Une évacuation salvatrice au Népal
Le 26 août, au Népal, une crue dévastatrice a menacé la vie de 1 643 élèves de la Tribhuvan Trishuli Secondary School, entraînant leur évacuation orchestrée par le directeur Rajendra Dawadi. Grâce à une série d’alertes reçues par le directeur, les élèves et le personnel ont pu quitter l’établissement à temps, juste avant que la catastrophe ne frappe, rapporte TopTribune.
À 9 h 10, Rajendra Dawadi reçoit plusieurs avertissements préoccupants concernant une inondation imminente. Un parent, soucieux pour sa fille, l’informe d’une « grosse inondation » en approche. Ne perdant pas de temps, le directeur décide d’évacuer immédiatement les élèves, convaincu que la sécurité prime sur la présence en classe.
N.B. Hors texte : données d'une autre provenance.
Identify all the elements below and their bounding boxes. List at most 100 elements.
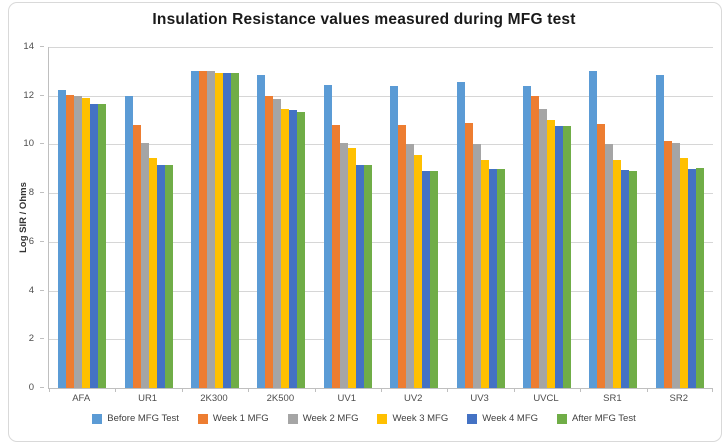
legend-label: Week 1 MFG — [212, 413, 269, 424]
gridline-y6 — [49, 241, 713, 243]
x-tick-mark — [49, 388, 50, 392]
plot-area — [48, 47, 713, 392]
y-tick-mark — [40, 94, 44, 96]
legend-label: Week 3 MFG — [392, 413, 449, 424]
bar-week-3-mfg-2k300 — [214, 72, 223, 388]
bar-week-4-mfg-afa — [90, 104, 99, 388]
bar-group-ur1 — [115, 47, 181, 388]
bar-group-afa — [49, 47, 115, 388]
bar-after-mfg-test-uv3 — [496, 168, 505, 388]
x-tick-mark — [646, 388, 648, 392]
bar-week-4-mfg-2k500 — [289, 110, 298, 388]
y-tick-mark — [40, 46, 44, 47]
legend-label: After MFG Test — [572, 413, 636, 424]
bar-week-3-mfg-uvcl — [546, 120, 555, 388]
bar-after-mfg-test-uv2 — [430, 171, 439, 388]
legend-label: Week 2 MFG — [302, 413, 359, 424]
bar-week-3-mfg-uv3 — [480, 160, 489, 388]
bar-week-2-mfg-uv1 — [339, 143, 348, 388]
legend-label: Before MFG Test — [107, 413, 179, 424]
legend-marker — [92, 413, 103, 424]
gridline-y8 — [49, 193, 713, 195]
chart-title: Insulation Resistance values measured du… — [152, 11, 576, 28]
bar-week-4-mfg-uv3 — [488, 168, 497, 388]
y-tick-mark — [40, 143, 44, 145]
x-tick-mark — [314, 388, 316, 392]
legend-marker — [557, 413, 568, 424]
bar-week-1-mfg-uvcl — [530, 95, 539, 388]
y-tick-label: 14 — [23, 41, 34, 52]
bar-week-4-mfg-uvcl — [554, 126, 563, 388]
bar-week-3-mfg-uv1 — [347, 148, 356, 388]
x-category-label: SR1 — [603, 393, 622, 404]
bar-before-mfg-test-sr2 — [655, 75, 664, 388]
bar-week-1-mfg-2k500 — [265, 95, 274, 388]
bar-after-mfg-test-uv1 — [363, 165, 372, 388]
bar-before-mfg-test-afa — [58, 89, 67, 388]
legend: Before MFG Test Week 1 MFG Week 2 MFG Week … — [0, 413, 728, 424]
legend-item-week-3-mfg: Week 3 MFG — [377, 413, 448, 424]
legend-item-before-mfg-test: Before MFG Test — [92, 413, 179, 424]
bar-group-uv2 — [381, 47, 447, 388]
legend-label: Week 4 MFG — [482, 413, 539, 424]
x-category-label: AFA — [72, 393, 91, 404]
bar-week-4-mfg-sr1 — [621, 170, 630, 388]
bar-week-4-mfg-uv1 — [355, 165, 364, 388]
y-tick-label: 12 — [23, 89, 34, 101]
x-tick-mark — [115, 388, 117, 392]
y-tick-label: 6 — [28, 235, 34, 247]
legend-marker — [377, 413, 388, 424]
bar-group-sr2 — [647, 47, 713, 388]
bar-group-sr1 — [580, 47, 646, 388]
bar-before-mfg-test-uvcl — [522, 85, 531, 388]
x-category-label: 2K500 — [266, 393, 295, 404]
y-tick-mark — [40, 387, 44, 388]
legend-marker — [197, 413, 208, 424]
bar-week-4-mfg-uv2 — [422, 171, 431, 388]
bar-week-2-mfg-sr2 — [671, 143, 680, 388]
legend-marker — [287, 413, 298, 424]
gridline-y14 — [49, 47, 713, 48]
x-tick-mark — [712, 388, 713, 392]
bar-after-mfg-test-ur1 — [164, 165, 173, 388]
x-category-label: UV2 — [403, 393, 423, 404]
x-tick-mark — [248, 388, 250, 392]
x-tick-mark — [447, 388, 449, 392]
bar-week-1-mfg-ur1 — [132, 124, 141, 388]
bar-week-1-mfg-afa — [66, 94, 75, 388]
bar-week-3-mfg-ur1 — [148, 157, 157, 388]
bar-after-mfg-test-uvcl — [562, 126, 571, 388]
legend-item-week-1-mfg: Week 1 MFG — [197, 413, 269, 424]
bar-group-uvcl — [514, 47, 580, 388]
bar-week-2-mfg-afa — [74, 95, 83, 388]
y-tick-label: 8 — [28, 187, 34, 199]
y-tick-label: 0 — [28, 382, 34, 393]
bar-after-mfg-test-sr1 — [629, 171, 638, 388]
gridline-y4 — [49, 290, 713, 292]
bar-week-3-mfg-2k500 — [281, 109, 290, 388]
bar-week-2-mfg-uvcl — [538, 109, 547, 388]
bar-week-1-mfg-sr1 — [597, 123, 606, 388]
bar-week-3-mfg-sr2 — [679, 157, 688, 388]
bar-week-1-mfg-uv3 — [464, 122, 473, 388]
bar-week-4-mfg-ur1 — [156, 165, 165, 388]
bar-after-mfg-test-afa — [98, 104, 107, 388]
bar-week-2-mfg-2k300 — [206, 71, 215, 388]
bar-group-uv1 — [315, 47, 381, 388]
x-category-label: UVCL — [533, 393, 559, 404]
bar-after-mfg-test-sr2 — [695, 167, 704, 388]
legend-item-week-4-mfg: Week 4 MFG — [467, 413, 538, 424]
y-tick-mark — [40, 338, 44, 340]
bar-week-4-mfg-sr2 — [687, 168, 696, 388]
y-tick-mark — [40, 192, 44, 194]
y-axis-labels: 0 2 4 6 8 10 12 14 — [0, 41, 44, 393]
bar-after-mfg-test-2k500 — [297, 111, 306, 388]
bar-group-uv3 — [447, 47, 513, 388]
bar-before-mfg-test-sr1 — [589, 71, 598, 388]
y-tick-label: 2 — [28, 333, 34, 345]
x-tick-mark — [381, 388, 382, 392]
legend-item-after-mfg-test: After MFG Test — [557, 413, 636, 424]
x-axis-labels: AFA UR1 2K300 2K500 UV1 UV2 UV3 UVCL SR1 SR2 — [48, 393, 712, 407]
bar-week-2-mfg-ur1 — [140, 143, 149, 388]
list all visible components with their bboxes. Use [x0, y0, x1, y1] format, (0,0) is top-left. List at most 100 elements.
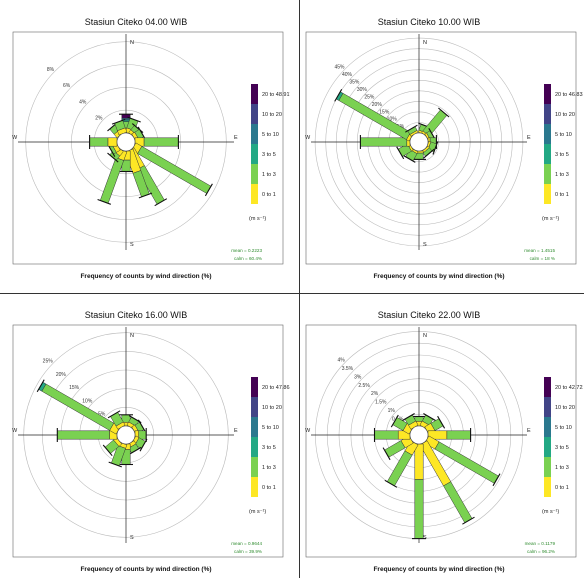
legend-label: 3 to 5: [555, 152, 569, 158]
legend-swatch: [251, 184, 258, 204]
compass-e: E: [234, 135, 238, 141]
legend-swatch: [544, 417, 551, 437]
ring-label: 2%: [371, 391, 379, 397]
petal-end-tick: [396, 146, 405, 160]
x-axis-label: Frequency of counts by wind direction (%…: [373, 566, 504, 573]
legend-swatch: [544, 124, 551, 144]
legend-label: 20 to 46.833: [555, 92, 583, 98]
petal-segment: [57, 430, 110, 440]
legend-label: 0 to 1: [262, 485, 276, 491]
stats-text: calm = 18 %: [530, 256, 555, 261]
x-axis-label: Frequency of counts by wind direction (%…: [80, 566, 211, 573]
compass-w: W: [305, 428, 311, 434]
petal-end-tick: [137, 419, 146, 433]
compass-s: S: [423, 242, 427, 248]
petal-end-tick: [384, 479, 398, 488]
legend-swatch: [251, 144, 258, 164]
windrose-panel-1000: Stasiun Citeko 10.00 WIB5%10%15%20%25%30…: [303, 12, 583, 287]
compass-w: W: [305, 135, 311, 141]
legend-swatch: [251, 377, 258, 397]
legend-swatch: [251, 457, 258, 477]
compass-e: E: [234, 428, 238, 434]
petal-segment: [414, 416, 424, 422]
plot-frame: [305, 31, 577, 265]
petal-segment: [89, 137, 109, 147]
legend-label: 5 to 10: [262, 425, 279, 431]
legend-label: 0 to 1: [555, 192, 569, 198]
legend-swatch: [544, 104, 551, 124]
stats-text: calm = 60.4%: [234, 256, 262, 261]
legend-label: 1 to 3: [262, 465, 276, 471]
petal-end-tick: [423, 148, 435, 159]
legend-swatch: [251, 397, 258, 417]
ring-label: 1.5%: [375, 400, 387, 406]
legend-units: (m s⁻¹): [249, 216, 266, 222]
compass-n: N: [423, 40, 427, 46]
petal-end-tick: [492, 473, 501, 487]
petal-segment: [446, 430, 471, 440]
compass-s: S: [130, 242, 134, 248]
legend-label: 0 to 1: [555, 485, 569, 491]
chart-title: Stasiun Citeko 10.00 WIB: [378, 17, 481, 27]
compass-w: W: [12, 428, 18, 434]
petal-segment: [107, 137, 118, 147]
ring-label: 20%: [56, 372, 67, 378]
legend-label: 20 to 47.861: [262, 385, 290, 391]
legend-swatch: [251, 477, 258, 497]
petal-end-tick: [36, 379, 45, 393]
legend-swatch: [544, 164, 551, 184]
legend-swatch: [544, 437, 551, 457]
x-axis-label: Frequency of counts by wind direction (%…: [373, 273, 504, 280]
petal-end-tick: [390, 414, 399, 428]
stats-text: mean = 0.2223: [231, 248, 262, 253]
compass-n: N: [130, 333, 134, 339]
petal-end-tick: [128, 446, 142, 455]
petal-end-tick: [437, 415, 446, 429]
compass-n: N: [423, 333, 427, 339]
ring-label: 40%: [342, 72, 353, 78]
petal-end-tick: [382, 447, 391, 461]
legend-label: 20 to 42.722: [555, 385, 583, 391]
petal-end-tick: [138, 192, 153, 199]
stats-text: mean = 0.9644: [231, 541, 262, 546]
plot-frame: [12, 324, 284, 558]
petal-end-tick: [108, 461, 122, 468]
legend-label: 10 to 20: [555, 405, 575, 411]
legend-swatch: [544, 477, 551, 497]
petal-segment: [360, 137, 408, 147]
legend-label: 10 to 20: [555, 112, 575, 118]
plot-background: [303, 12, 583, 287]
petal-end-tick: [137, 126, 146, 140]
chart-title: Stasiun Citeko 22.00 WIB: [378, 310, 481, 320]
windrose-panel-1600: Stasiun Citeko 16.00 WIB 5% 10% 15% 20% 25% N E…: [10, 305, 290, 580]
legend-swatch: [544, 377, 551, 397]
calm-circle: [409, 132, 429, 152]
legend-units: (m s⁻¹): [542, 509, 559, 515]
ring-label: 10%: [387, 117, 398, 123]
ring-label: 35%: [349, 79, 360, 85]
compass-e: E: [527, 428, 531, 434]
ring-label: 4%: [79, 99, 87, 105]
legend-label: 1 to 3: [555, 172, 569, 178]
petal-end-tick: [334, 89, 343, 102]
stats-text: calm = 39.9%: [234, 549, 262, 554]
plot-background: [10, 12, 290, 287]
petal-end-tick: [462, 516, 475, 525]
plot-background: [10, 305, 290, 580]
ring-label: 45%: [334, 65, 345, 71]
legend-label: 1 to 3: [262, 172, 276, 178]
petal-segment: [143, 137, 179, 147]
ring-label: 15%: [69, 385, 80, 391]
plot-frame: [305, 324, 577, 558]
plot-background: [303, 305, 583, 580]
panel-divider-horizontal: [0, 293, 584, 294]
x-axis-label: Frequency of counts by wind direction (%…: [80, 273, 211, 280]
windrose-svg: Stasiun Citeko 10.00 WIB5%10%15%20%25%30…: [303, 12, 583, 287]
ring-label: 5%: [98, 411, 106, 417]
windrose-panel-2200: Stasiun Citeko 22.00 WIB0.5%1%1.5%2%2.5%…: [303, 305, 583, 580]
legend-label: 10 to 20: [262, 112, 282, 118]
compass-s: S: [423, 535, 427, 541]
compass-s: S: [130, 535, 134, 541]
petal-segment: [374, 430, 399, 440]
legend-label: 3 to 5: [262, 445, 276, 451]
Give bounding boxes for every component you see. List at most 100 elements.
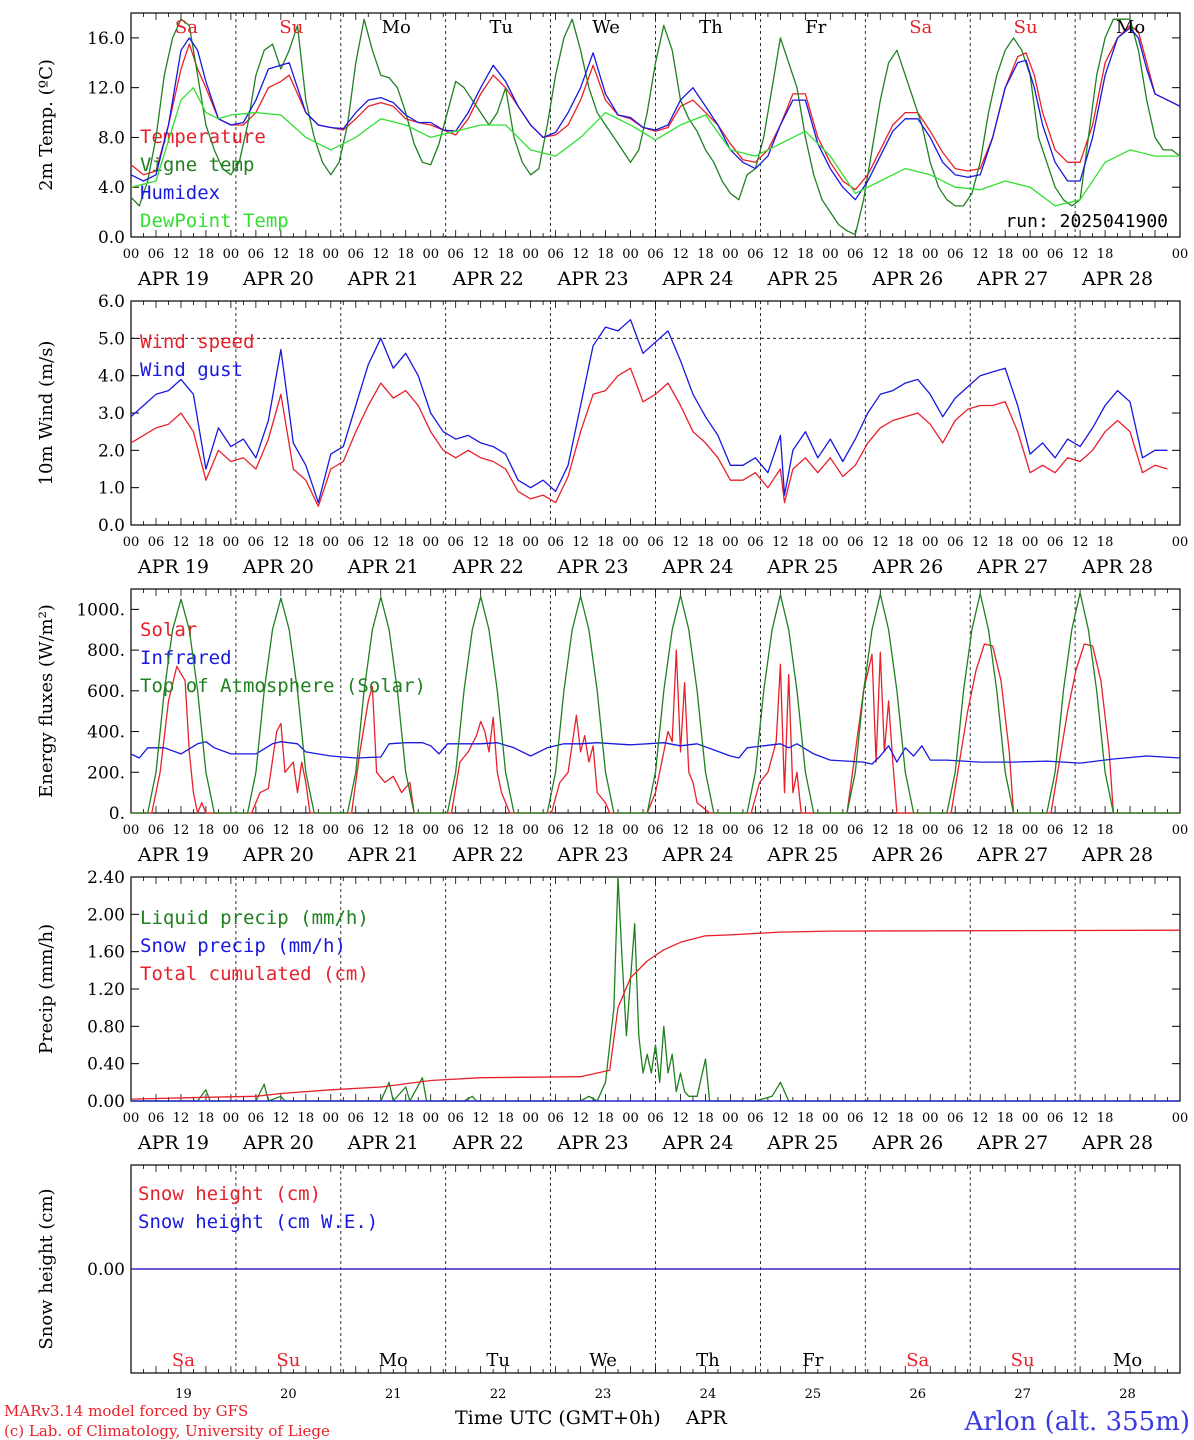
series-line-humidex: [130, 27, 1181, 201]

Les 900 élèves déjà sur place, accompagnés de leurs enseignants, se dirigent rapidement vers les hauteurs, tandis que les bus scolaires en route reçoivent l’ordre de faire demi-tour. En à peine dix minutes, la décision du directeur se transforme en un acte héroïque, permettant à tous de s’éloigner de la zone à risque.
Témoin de la catastrophe
Yunisha Amatya, âgée de 16 ans, se souvient de la panique à l’intérieur de l’école. Elle et ses camarades cherchent un chemin vers une colline, glissant sur un terrain boueux dans leur course effrénée. « Mes amis et moi avons survécu à dix secondes près », raconte-t-elle. Alors qu’elle se remémore ces instants, elle souligne que le marché voisin a été englouti sous les eaux en un clin d’œil.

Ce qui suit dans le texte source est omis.